3. Align the long reads again. Now, based on the phased genotype, the long reads can be assigned to the genome copy they belong to. So they can partition the reads into one bin per genome copy and chromosome.

4. Assemble those bins separately. They now get one assembly for each homologous chromosome.

They apply it to an apricot tree, which has a 250 Mbp genome. When they sequence the parents of the tree, it seems to separate the genomes well. The two genome copies have quite a bit of structural variation:

Despite high levels of synteny, the two assemblies revealed large-scale rearrangements (23 inversions, 1,132 translocation/transpositions and 2,477 distal duplications) between the haplotypes making up more than 15% of the assembled sequence (38.3 and 46.2 Mb in each of assemblies; Supplementary Table 1). /…/ Mirroring the huge differences in the sequences, we found the vast amount of 942 and 865 expressed, haplotype-specific genes in each of the haplotypes (Methods; Supplementary Tables 2-3).

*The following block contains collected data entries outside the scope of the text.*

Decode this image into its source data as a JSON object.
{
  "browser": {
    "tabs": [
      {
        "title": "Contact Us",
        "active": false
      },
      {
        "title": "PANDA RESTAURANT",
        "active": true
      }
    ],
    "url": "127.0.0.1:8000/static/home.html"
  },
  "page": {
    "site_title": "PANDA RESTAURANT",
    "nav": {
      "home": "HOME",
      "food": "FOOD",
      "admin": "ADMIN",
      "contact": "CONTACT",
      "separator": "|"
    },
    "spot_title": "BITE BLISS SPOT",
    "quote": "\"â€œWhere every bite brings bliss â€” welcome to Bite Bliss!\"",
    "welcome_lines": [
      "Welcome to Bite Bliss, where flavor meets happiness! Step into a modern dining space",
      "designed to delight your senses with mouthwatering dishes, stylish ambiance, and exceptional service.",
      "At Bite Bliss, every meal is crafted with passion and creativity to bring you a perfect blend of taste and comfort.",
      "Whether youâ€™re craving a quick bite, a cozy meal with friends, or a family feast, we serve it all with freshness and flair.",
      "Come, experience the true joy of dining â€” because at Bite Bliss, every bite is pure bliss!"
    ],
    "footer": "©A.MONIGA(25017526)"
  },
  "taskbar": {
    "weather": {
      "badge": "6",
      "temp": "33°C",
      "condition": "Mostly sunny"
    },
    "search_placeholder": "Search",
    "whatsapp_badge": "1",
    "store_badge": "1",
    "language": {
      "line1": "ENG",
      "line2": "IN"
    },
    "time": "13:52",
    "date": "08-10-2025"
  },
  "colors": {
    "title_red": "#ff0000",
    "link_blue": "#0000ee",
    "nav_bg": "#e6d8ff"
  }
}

They can then go back to the single cell data and look at the recombination landscape and at chromosomal arrangements during meiosis.

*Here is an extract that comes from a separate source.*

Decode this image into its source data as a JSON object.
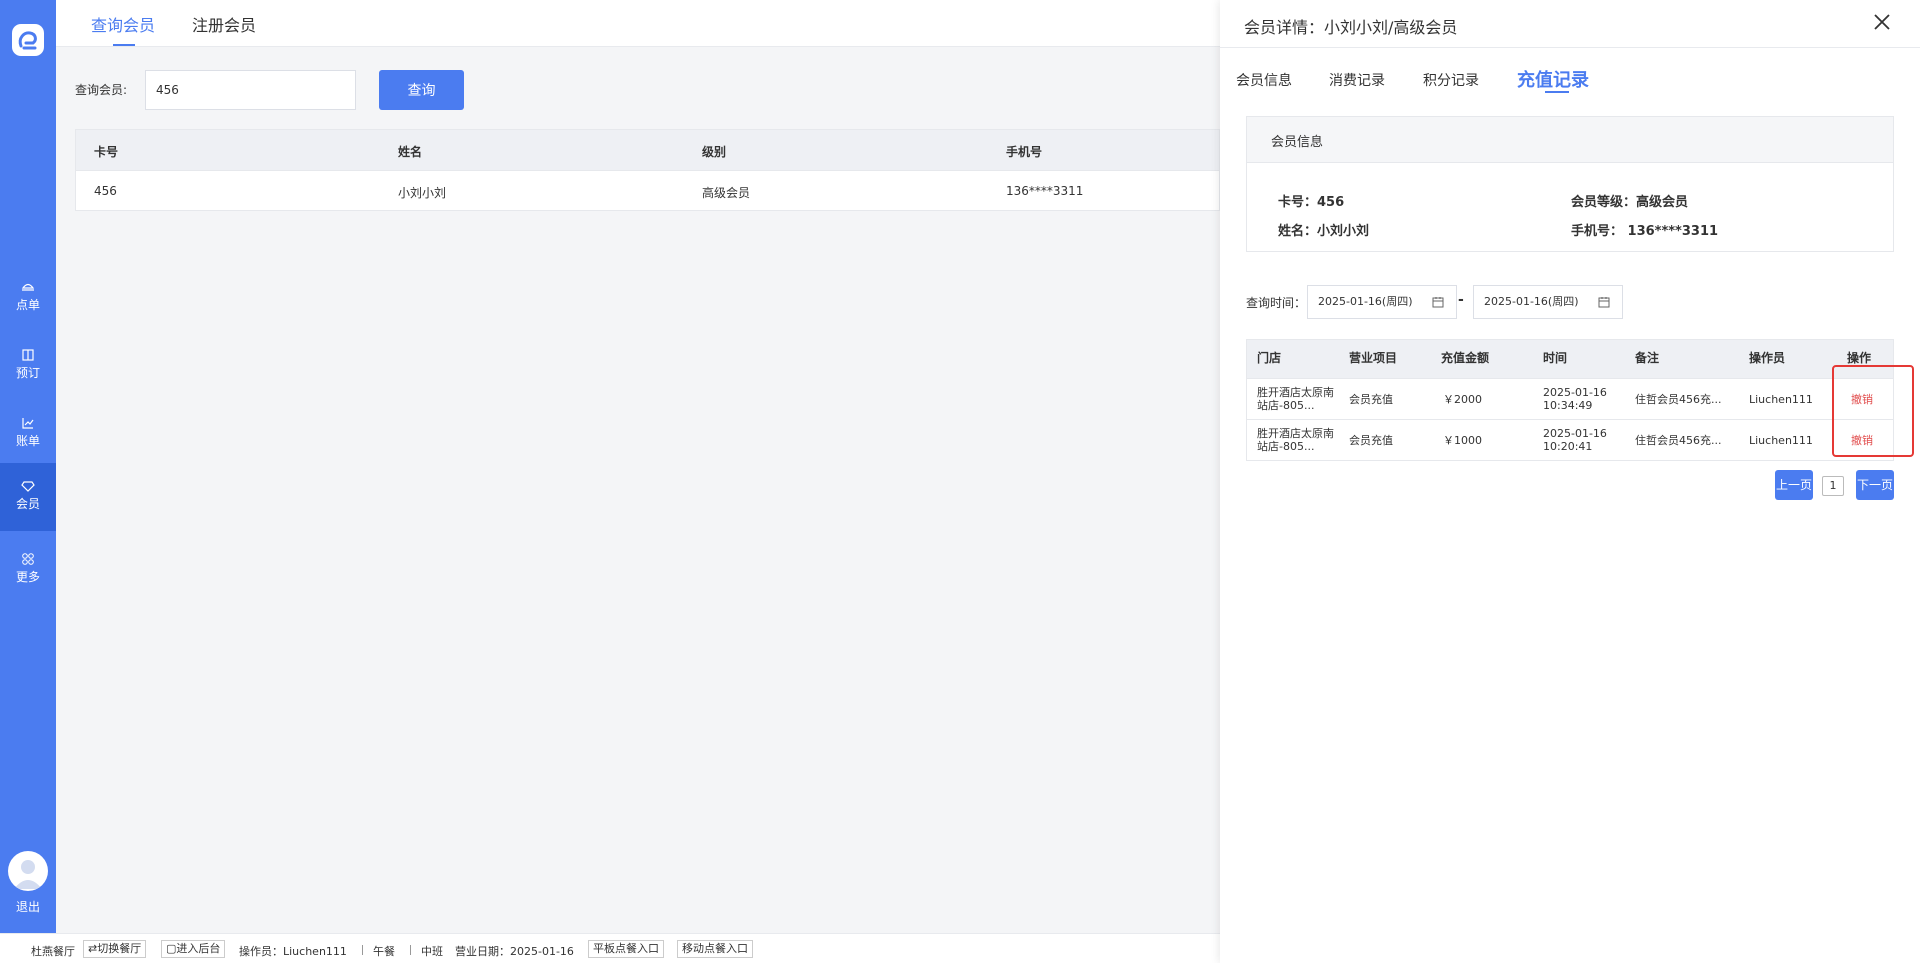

This is pretty elegant. I wonder how dependent it is on the level of variation within the individual, and how it compares in cost and finickiness to other assembly strategies.

Literature

Campoy, José A., et al. ”Chromosome-level and haplotype-resolved genome assembly enabled by high-throughput single-cell sequencing of gamete genomes.” BioRxiv (2020).

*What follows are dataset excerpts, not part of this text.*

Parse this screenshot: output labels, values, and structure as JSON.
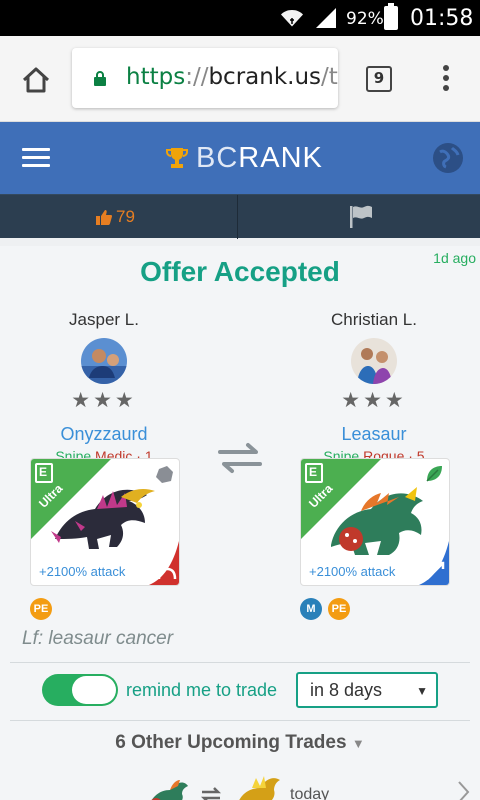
{
  "status_bar": {
    "battery": "92%",
    "time": "01:58"
  },
  "browser": {
    "url_scheme": "https",
    "url_sep": "://",
    "url_host": "bcrank.us",
    "url_rest": "/t",
    "tab_count": "9"
  },
  "header": {
    "brand_bc": "BC",
    "brand_rank": "RANK"
  },
  "subbar": {
    "likes": "79"
  },
  "trade": {
    "time_ago": "1d ago",
    "title": "Offer Accepted",
    "left": {
      "trader": "Jasper L.",
      "stars": "★★★",
      "dino": "Onyzzaurd",
      "role": "Snipe",
      "class": "Medic",
      "level": "· 1",
      "ribbon": "Ultra",
      "attack": "+2100% attack",
      "badges": [
        "PE"
      ]
    },
    "right": {
      "trader": "Christian L.",
      "stars": "★★★",
      "dino": "Leasaur",
      "role": "Snipe",
      "class": "Rogue",
      "level": "· 5",
      "ribbon": "Ultra",
      "attack": "+2100% attack",
      "badges": [
        "M",
        "PE"
      ]
    },
    "looking_for": "Lf: leasaur cancer"
  },
  "reminder": {
    "label": "remind me to trade",
    "enabled": true,
    "selected": "in 8 days"
  },
  "upcoming": {
    "heading": "6 Other Upcoming Trades",
    "first_when": "today"
  },
  "colors": {
    "header_blue": "#3f6fb8",
    "subbar_dark": "#2c3e50",
    "accent_green": "#16a085",
    "link_blue": "#3a8fd8",
    "ultra_green": "#4caf50",
    "badge_orange": "#f39c12"
  }
}
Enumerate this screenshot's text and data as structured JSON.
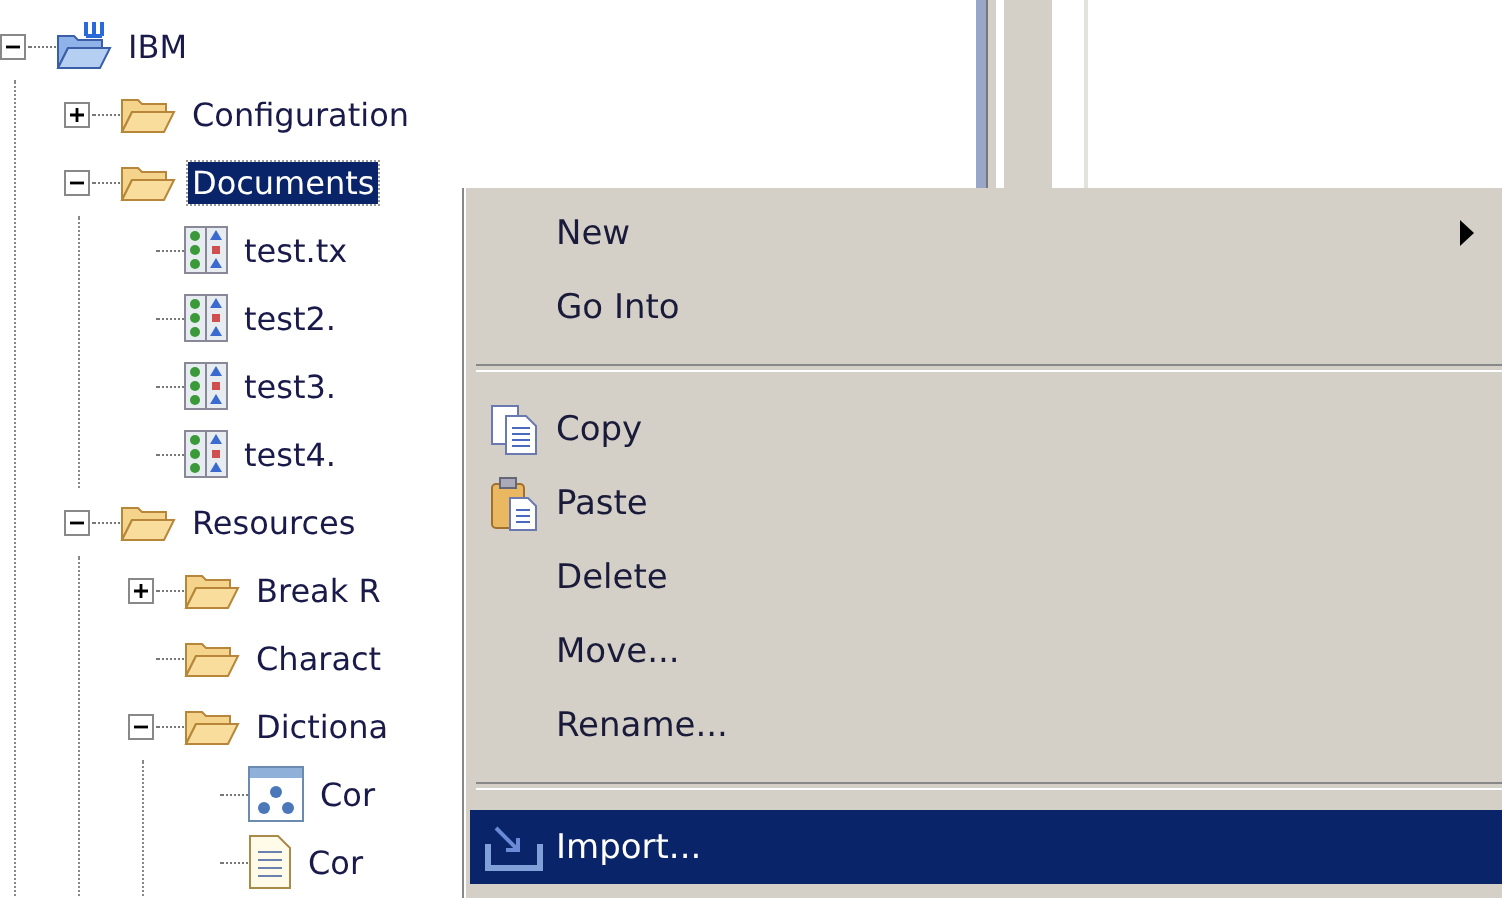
{
  "tree": [
    {
      "label": "IBM",
      "kind": "project",
      "expanded": true,
      "selected": false,
      "children": [
        {
          "label": "Configuration",
          "kind": "folder",
          "expanded": false,
          "selected": false
        },
        {
          "label": "Documents",
          "kind": "folder",
          "expanded": true,
          "selected": true,
          "children": [
            {
              "label": "test.tx",
              "kind": "grid-file",
              "selected": false
            },
            {
              "label": "test2.",
              "kind": "grid-file",
              "selected": false
            },
            {
              "label": "test3.",
              "kind": "grid-file",
              "selected": false
            },
            {
              "label": "test4.",
              "kind": "grid-file",
              "selected": false
            }
          ]
        },
        {
          "label": "Resources",
          "kind": "folder",
          "expanded": true,
          "selected": false,
          "children": [
            {
              "label": "Break R",
              "kind": "folder",
              "expanded": false,
              "selected": false
            },
            {
              "label": "Charact",
              "kind": "folder",
              "selected": false
            },
            {
              "label": "Dictiona",
              "kind": "folder",
              "expanded": true,
              "selected": false,
              "children": [
                {
                  "label": "Cor",
                  "kind": "diagram-file",
                  "selected": false
                },
                {
                  "label": "Cor",
                  "kind": "text-file",
                  "selected": false
                }
              ]
            }
          ]
        }
      ]
    }
  ],
  "context_menu": [
    {
      "kind": "item",
      "label": "New",
      "submenu": true,
      "selected": false
    },
    {
      "kind": "item",
      "label": "Go Into",
      "selected": false
    },
    {
      "kind": "separator"
    },
    {
      "kind": "item",
      "label": "Copy",
      "selected": false
    },
    {
      "kind": "item",
      "label": "Paste",
      "selected": false
    },
    {
      "kind": "item",
      "label": "Delete",
      "selected": false
    },
    {
      "kind": "item",
      "label": "Move...",
      "selected": false
    },
    {
      "kind": "item",
      "label": "Rename...",
      "selected": false
    },
    {
      "kind": "separator"
    },
    {
      "kind": "item",
      "label": "Import...",
      "selected": true
    }
  ]
}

Sequencing-based methods called Dart

Some years ago James Hadfield at Enseqlopedia made a spreadsheet of acronyms for sequencing-based methods with some 50 rows. I can only imagine how long it would be today.

The overloading of acronyms is becoming a bit ridiculous. I recently saw a paper about DART-seq, a method for detecting N6-methyladenosine in RNA (Meyer 2019), and thought, ”wait a minute, isn’t DART-seq a reduced representation genotyping method?” It is, only stylised as DArTseq (seriously). Apparently, it’s also a droplet RNA-sequencing method (Saikia et al. 2018).

What are these methods doing?

  • DArT, diversity array technology, is a way to enrich for a part of a genome. It was originally developed with array technology in mind (Jaccoud et al. 2001). They take some DNA, cut it with restriction enzymes, add adapters and amplify regions close to the cut. Then they clone the resulting DNA, and then attach it to a slide, and that gives a custom microarray of anonymous fragments from the genome. For the Dart-seq version, it seems they make a sequencing library instead of going on to cloning (Ren et al. 2015). It falls in the same family as GBS and RAD-seq methods.
  • DART-seq, droplet-assisted RNA targeting, builds on Drop-seq, where they put single cells and beads that carry primers into the same oil droplet. As cells lyse, the RNA sticks to the primer. The beads also have a barcode so they can be identified in sequencing. Then they break the emulsion, reverse transcribe the RNA attached to beads, amplify and sequence. That is cool. However, because they capture the RNA with oligo-dT primers, they sequence from the 3′ end of the RNA. The Dart method adds primers to the beads, so they can target some specific RNAs and amplify more of them. It’s the super-high-tech version of gene-specific primers for reverse transcription..
  • DART-seq, deamination adjacent to RNA modification targets, uses a synthetic fusion protein that combines APOBEC1, which deaminates cytidines, with a protein domain from YTHDF2 which binds N6-methyladenosine. If an RNA has N6-methyladenosine, cytidines that are close to it, as is usually the case with this base modification, will be deaminated to uracil. After RNA-sequencing, this will look like Cs next to As turning into Ts. Neat! It’s a little bit like bisulfite sequencing of methylated DNA, but with RNA.

On the one hand: Don’t people search the internet before they name their methods, or do they not care? On the other hand, realistically, the genotyping method Dart and the single cell RNA-seq method Dart are unlikely to show up in the same work. If you can call your groups ”treatment” and ”control” for the purpose of a paper, maybe you can call your method ”Dart”, and no-one gets too confused.